I have handled customers who are extremely difficult, and in the process I have seen “the good, the bad and the ugly”. But I learnt so much – so much that it helps me to better manage my wife’s schizophrenia illness for 37 years; counting. And I want to share these experiences so that we can help our people living here stay resilient during any crisis.

Will you, PM Lee give me that opportunity so that we can save and reclaim EVERY life?

On Friday as I was bringing my wife home in a taxi after her medical appointment at Tan Tock Seng Hospital, a young Chinese taxi driver, and he was pretty well educated, told us that in the army, soldiers are told by their commanders to obey and not question. And that when the Government brings in such commanders, the same principle applies- “You obey and don’t question.” You can’t do that in today’s society where technology is so advanced.
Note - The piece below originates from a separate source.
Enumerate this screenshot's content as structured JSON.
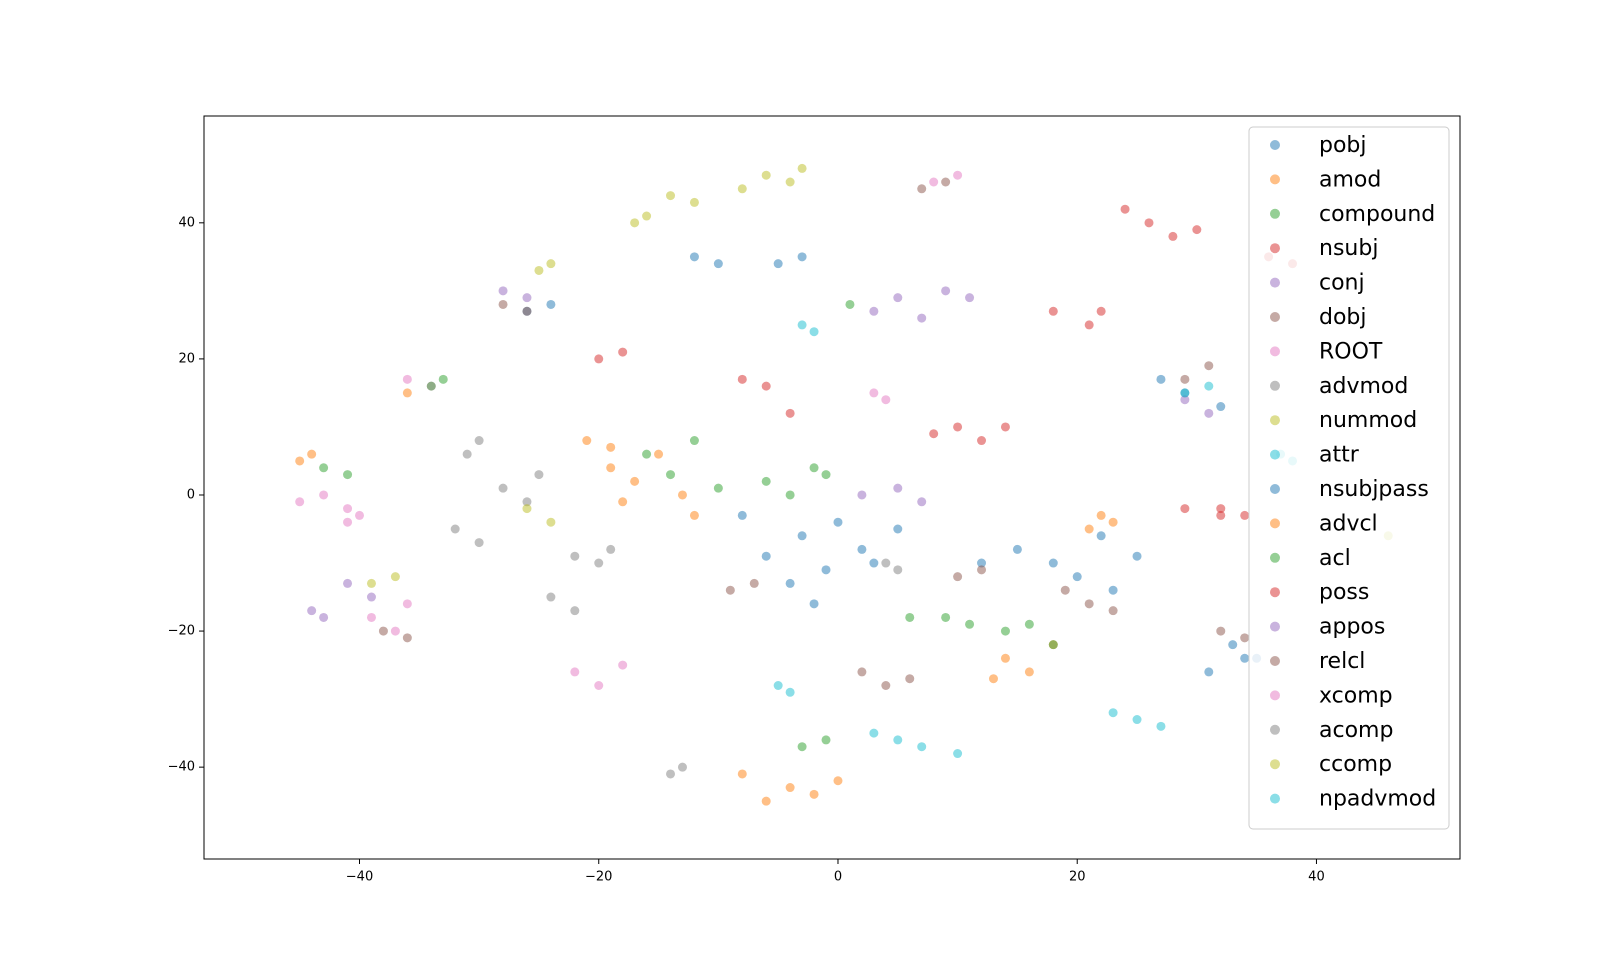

I agree with you, PM Lee that continuous learning in a globalised world is so necessary.  So, even you as a Prime Minister and your young inexperienced ministers can learn some good PR skills  and on mental health issues from a “nobody” like me who has “tasted salt.”  If the national conversation programme can be well executed with no one left out, the PAP will be able to secure a better standing in the next GE. If it does not, it will lose more votes, and that’s my very frank view.

Thank you, and I hope to see the winds of change. Have a nice day, one and all!


Raymond Anthony Fernando Someone who shows compassion and empathy and is willing to discuss matters on any subjects no matter how thorny the issues are.